Wunder Brewing Company [Sunset]
1326 Ninth Avenue, San Francisco
Board Link: SF: Wonder Brewery–sweet potato fries and wunder-ful draft pumpkin beer
SPQR serves Roman cuisine “as best as it can be done in California,” says DavidT. The menu changes often—sometimes daily—as the ingredients change. If you get there early, you may have to wait for the menu to finish printing. And the food? Fresh, delicious, and soul-nourishing.
chaddict loves, loves, loves this place. It serves the best carbonara he has ever had in his life. “Pasta was perfectly salted, perfect ratio of guanciale, black pepper, and pecorino.”
It’s hard to give recommendations because of the frequent menu changes, but among the dishes Chowhounds have loved in the past is perfectly fried suppli al telefono with a light outer coating, perfectly cooked riso, and melty, gooey cheese. House-made pork sausage with farro, mint, and cucumber is seasoned perfectly. “This is why God invented the pig!” says chaddict. Roast chanterelles with sunchokes and pancetta is absolutely delicious and a perfect fall dish, says cortez. Other great stuff: stewed shelling beans with eggs that have been soft-cooked, covered in breadcrumbs, and deep-fried; polenta and ricotta pancake; and grilled zucchini stuffed with ricotta.
The place is small and unpretentious, with very knowledgeable servers.
SPQR [Pacific Heights]
1911 Fillmore Street, San Francisco
Board Links: SPQR
Any one tried SPQR yesterday?
In Beijing, the way they prepare Peking duck is not the way most of us have had Peking duck. The skin isn’t wrapped in a big, soft, fluffy white bun. It is instead wrapped in a thin, yeasty pancake. So what’s the best place for truly Beijing-style Peking duck? Chowhounds agree: It’s Great China Restaurant. The duck comes with thin pancakes, and it’s really, really, really good, says Kitchen Imp.
elainew concurs that Great China has the best Peking duck in the Bay Area. When her relatives come to town, they always ask to go there. They once had three whole ducks for 10 people—they just couldn’t stop eating the stuff.

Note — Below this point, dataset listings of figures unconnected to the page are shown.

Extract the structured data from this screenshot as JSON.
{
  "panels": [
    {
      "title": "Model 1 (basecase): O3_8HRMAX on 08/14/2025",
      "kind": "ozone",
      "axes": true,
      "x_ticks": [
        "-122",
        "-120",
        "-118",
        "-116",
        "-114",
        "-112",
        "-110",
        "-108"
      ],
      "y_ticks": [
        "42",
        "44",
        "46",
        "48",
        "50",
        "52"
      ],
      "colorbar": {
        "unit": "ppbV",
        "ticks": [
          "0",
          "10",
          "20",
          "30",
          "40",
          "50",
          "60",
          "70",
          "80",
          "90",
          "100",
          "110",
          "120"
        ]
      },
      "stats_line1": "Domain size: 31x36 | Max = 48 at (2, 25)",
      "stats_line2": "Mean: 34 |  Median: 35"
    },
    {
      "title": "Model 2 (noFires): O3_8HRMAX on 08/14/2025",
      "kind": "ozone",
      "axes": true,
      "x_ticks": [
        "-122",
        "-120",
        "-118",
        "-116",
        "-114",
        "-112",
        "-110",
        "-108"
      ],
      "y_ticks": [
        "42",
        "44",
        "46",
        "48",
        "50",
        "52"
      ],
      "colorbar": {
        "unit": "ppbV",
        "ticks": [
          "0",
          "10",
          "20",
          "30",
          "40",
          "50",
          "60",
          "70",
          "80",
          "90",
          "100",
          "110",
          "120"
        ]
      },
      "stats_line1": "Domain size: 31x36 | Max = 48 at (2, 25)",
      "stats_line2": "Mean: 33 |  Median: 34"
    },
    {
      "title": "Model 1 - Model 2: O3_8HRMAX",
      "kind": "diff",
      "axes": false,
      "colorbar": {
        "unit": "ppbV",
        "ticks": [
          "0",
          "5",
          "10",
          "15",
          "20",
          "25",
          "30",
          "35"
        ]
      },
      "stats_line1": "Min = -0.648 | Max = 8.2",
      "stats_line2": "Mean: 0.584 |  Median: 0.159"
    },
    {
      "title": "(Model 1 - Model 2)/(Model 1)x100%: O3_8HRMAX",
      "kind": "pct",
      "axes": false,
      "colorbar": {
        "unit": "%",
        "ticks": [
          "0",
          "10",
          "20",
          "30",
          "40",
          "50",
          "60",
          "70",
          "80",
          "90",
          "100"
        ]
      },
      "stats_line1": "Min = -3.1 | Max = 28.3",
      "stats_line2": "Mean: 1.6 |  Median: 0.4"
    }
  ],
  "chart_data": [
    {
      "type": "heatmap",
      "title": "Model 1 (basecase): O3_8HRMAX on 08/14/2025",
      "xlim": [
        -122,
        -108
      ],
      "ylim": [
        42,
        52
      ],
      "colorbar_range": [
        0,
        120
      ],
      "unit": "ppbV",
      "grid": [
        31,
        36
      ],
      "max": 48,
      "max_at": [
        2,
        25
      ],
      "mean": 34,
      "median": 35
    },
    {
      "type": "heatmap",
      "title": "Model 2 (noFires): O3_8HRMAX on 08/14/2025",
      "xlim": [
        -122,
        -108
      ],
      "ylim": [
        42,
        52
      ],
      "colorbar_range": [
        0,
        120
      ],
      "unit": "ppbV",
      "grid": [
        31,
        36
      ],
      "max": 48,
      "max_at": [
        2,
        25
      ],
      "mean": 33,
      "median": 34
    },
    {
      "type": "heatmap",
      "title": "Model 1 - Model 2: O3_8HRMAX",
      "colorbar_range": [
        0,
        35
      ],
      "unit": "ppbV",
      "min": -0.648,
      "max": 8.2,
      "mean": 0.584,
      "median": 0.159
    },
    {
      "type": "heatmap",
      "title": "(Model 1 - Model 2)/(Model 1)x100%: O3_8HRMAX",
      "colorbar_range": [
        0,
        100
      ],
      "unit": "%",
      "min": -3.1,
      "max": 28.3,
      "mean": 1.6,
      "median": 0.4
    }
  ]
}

Great China Restaurant [East Bay]
2115 Kittredge Street, Berkeley
Board Link: Best Peking Duch with pancakes not buns
Nancy Berry is all over Au’s Kitchen, an awesome new Cantonese place. Especially great: clay pot dishes, especially the one with chicken feet, spareribs, and rice.
“This is the real deal—it takes 20 minutes to prepare, but the delicious crispy rice crust in the clay pot makes it worth every minute.” At dinnertime only, you can have the waiter pour delicious broth into your clay pot at the end of your meal, making a neat little digestif.
Also great: a-choi with preserved bean curd (look for “sauté lettuce with preserved bean curd” on the menu), eggplant and catfish on a sizzling platter (with a nice hoisin garlic flavor), and dry-fried green beans with fabulous spicy minced pork sauce.
It has great lunch specials, too—generous amounts of entrée, with spring roll, soup, and rice, for $6 to $8.
Avoid the deep-fried squid. Also, says RWCFoodie, an attempt to meet the tastes of the unadventurous ended in failure. Chow mein is tasteless; eggplant with garlic sauce is gloppy and gross. So stay away from any of the vaguely American Chinese dishes, and go straight for the pure Cantonese stuff.